Hristo Gergov

Company: Musala Soft

Role in Company: Test Manager

Country: Bulgaria

Presentation Takeaways

1. An overview of the common concepts in the area of Chatbots
2. Practical tips on how to define a scalable testing process for teams that are developing Chatbots or similar applications.
3. A demonstration of an automated testing solution that generates sample questions and their corresponding expected answers that our team is using to verify that the cognitive advisor still behaves as expected.

Speaker Biography

Hristo Gergov is a Test Manager at Musala Soft with 6 years of experience at Software Testing and Quality Assurance for innovative products of IBM, VMware and Deutsche Telekom. Working with the latest cutting-edge technologies, Hristo maintains and expands his expertise in Quality Assurance, Virtualization, Cloud Computing and Internet of Things. His passion is to implement and introduce creative testing approaches and stay tuned with the latest QA trends. Currently, Hristo Gergov coordinates a team of 20 test specialists in Bulgaria and Macedonia at a leading European SmartHome platform - Qivicon (www.qivicon.com). Qivicon is a Gateway-centric platform that controls, combines and automates multiple devices and functions from different brands.

Presentation Description

Machines that are performing automated conversations are expected to bridge the gap between companies and end users via the most natural method for human interaction – a dialogue. It is estimated that more than 200,000 chatbots are available today and the expectations are that 2018 will mark a huge step forward in the domain.

Every new and innovative area places challenges that require a lot of creative and out of the box thinking. Chatbots are not an exception to this. They are much more than just applications with predefined questions and answers. Chatbots are highly complex software solutions that combine the advantages of Machine Learning algorithms, Natural Language Understanding and Artificial Intelligence in order to convincingly simulate how a human would behave as a conversational partner.

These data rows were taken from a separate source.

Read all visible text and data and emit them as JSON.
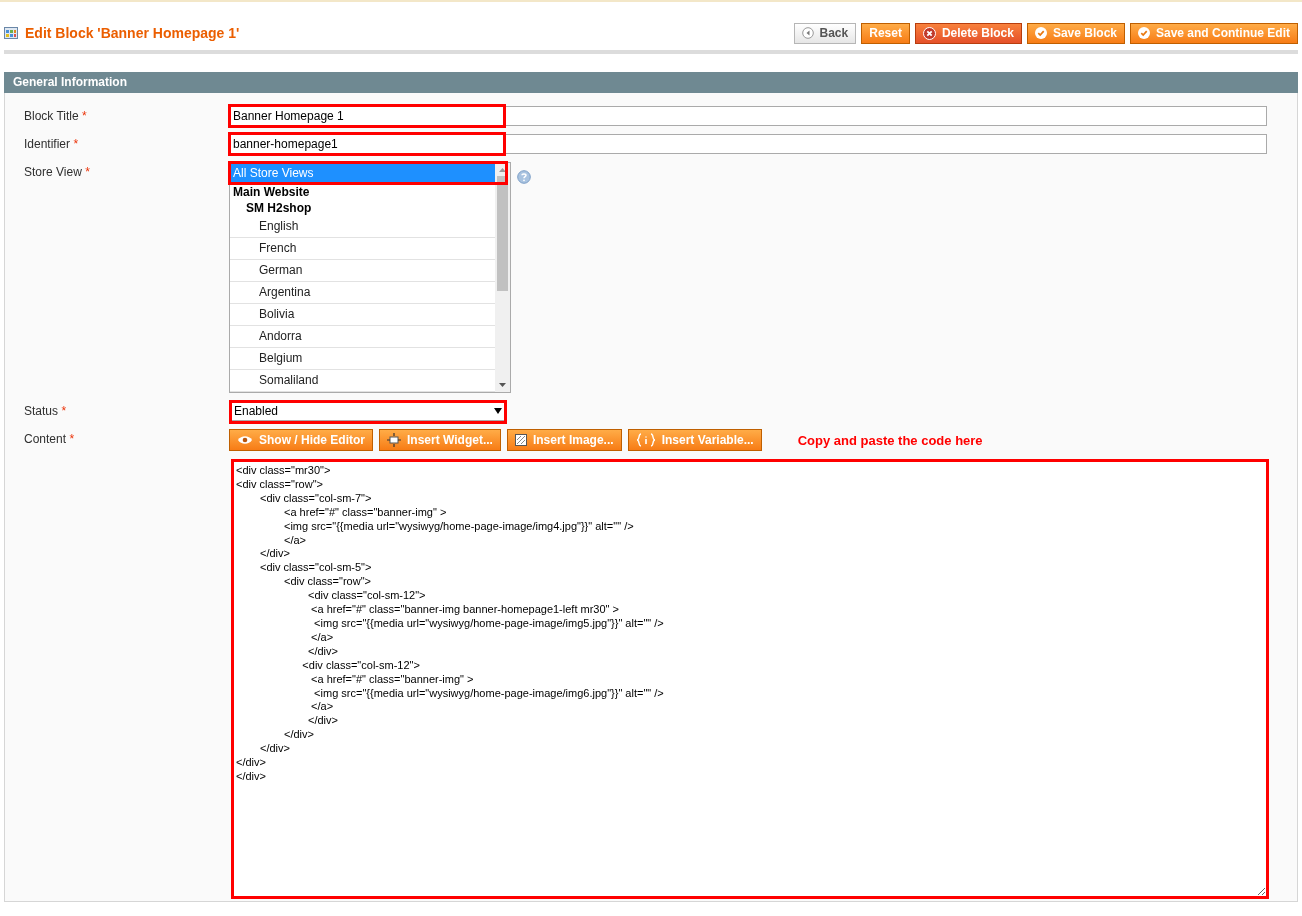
{
  "header": {
    "title": "Edit Block 'Banner Homepage 1'",
    "buttons": [
      {
        "label": "Back",
        "kind": "back"
      },
      {
        "label": "Reset",
        "kind": "plain"
      },
      {
        "label": "Delete Block",
        "kind": "delete"
      },
      {
        "label": "Save Block",
        "kind": "save"
      },
      {
        "label": "Save and Continue Edit",
        "kind": "save"
      }
    ]
  },
  "section": {
    "title": "General Information"
  },
  "fields": [
    {
      "label": "Block Title",
      "required_mark": "*",
      "kind": "text",
      "value": "Banner Homepage 1",
      "highlighted": true
    },
    {
      "label": "Identifier",
      "required_mark": "*",
      "kind": "text",
      "value": "banner-homepage1",
      "highlighted": true
    },
    {
      "label": "Store View",
      "required_mark": "*",
      "kind": "multiselect",
      "highlighted": true,
      "options": [
        {
          "label": "All Store Views",
          "selected": true
        },
        {
          "label": "Main Website",
          "selected": false,
          "children": [
            {
              "label": "SM H2shop",
              "selected": false,
              "children": [
                {
                  "label": "English",
                  "selected": false
                },
                {
                  "label": "French",
                  "selected": false
                },
                {
                  "label": "German",
                  "selected": false
                },
                {
                  "label": "Argentina",
                  "selected": false
                },
                {
                  "label": "Bolivia",
                  "selected": false
                },
                {
                  "label": "Andorra",
                  "selected": false
                },
                {
                  "label": "Belgium",
                  "selected": false
                },
                {
                  "label": "Somaliland",
                  "selected": false
                }
              ]
            }
          ]
        }
      ]
    },
    {
      "label": "Status",
      "required_mark": "*",
      "kind": "select",
      "value": "Enabled",
      "highlighted": true
    },
    {
      "label": "Content",
      "required_mark": "*",
      "kind": "editor",
      "highlighted": true,
      "buttons": [
        {
          "label": "Show / Hide Editor",
          "kind": "eye"
        },
        {
          "label": "Insert Widget...",
          "kind": "widget"
        },
        {
          "label": "Insert Image...",
          "kind": "image"
        },
        {
          "label": "Insert Variable...",
          "kind": "variable"
        }
      ],
      "note": "Copy and paste the code here",
      "value": "<div class=\"mr30\">\n<div class=\"row\">\n\t<div class=\"col-sm-7\">\n\t\t<a href=\"#\" class=\"banner-img\" >\n\t\t<img src=\"{{media url=\"wysiwyg/home-page-image/img4.jpg\"}}\" alt=\"\" />\n\t\t</a>\n\t</div>\n\t<div class=\"col-sm-5\">\n\t\t<div class=\"row\">\n\t\t\t<div class=\"col-sm-12\">\n\t\t\t <a href=\"#\" class=\"banner-img banner-homepage1-left mr30\" >\n\t\t\t  <img src=\"{{media url=\"wysiwyg/home-page-image/img5.jpg\"}}\" alt=\"\" />\n\t\t\t </a>\n\t\t\t</div>\n\t\t      <div class=\"col-sm-12\">\n\t\t\t <a href=\"#\" class=\"banner-img\" >\n\t\t\t  <img src=\"{{media url=\"wysiwyg/home-page-image/img6.jpg\"}}\" alt=\"\" />\n\t\t\t </a>\n\t\t\t</div>\n\t\t</div>\n\t</div>\n</div>\n</div>"
    }
  ]
}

The user intent, the possible conversation flows, the domain specific terminology and the correct data extractions are things that have to be considered when defining tests for the product. One of the main goals of any chatbot is to provide a scalable way to utilize messaging as a channel for interaction with customers. That is why the product is constantly being enriched with new business logic. In those circumstances test automation is a must have in order to ensure a scalable delivery process. The main focus of the presentation will be on Functional, Non-Functional and Automation Testing and what unexpected challenges those testing types introduce in the context of chatbots.
I will share the experience of our QA practice in a project that is developing a cognitive advisor trained to answer any user questions related to the supply chain area.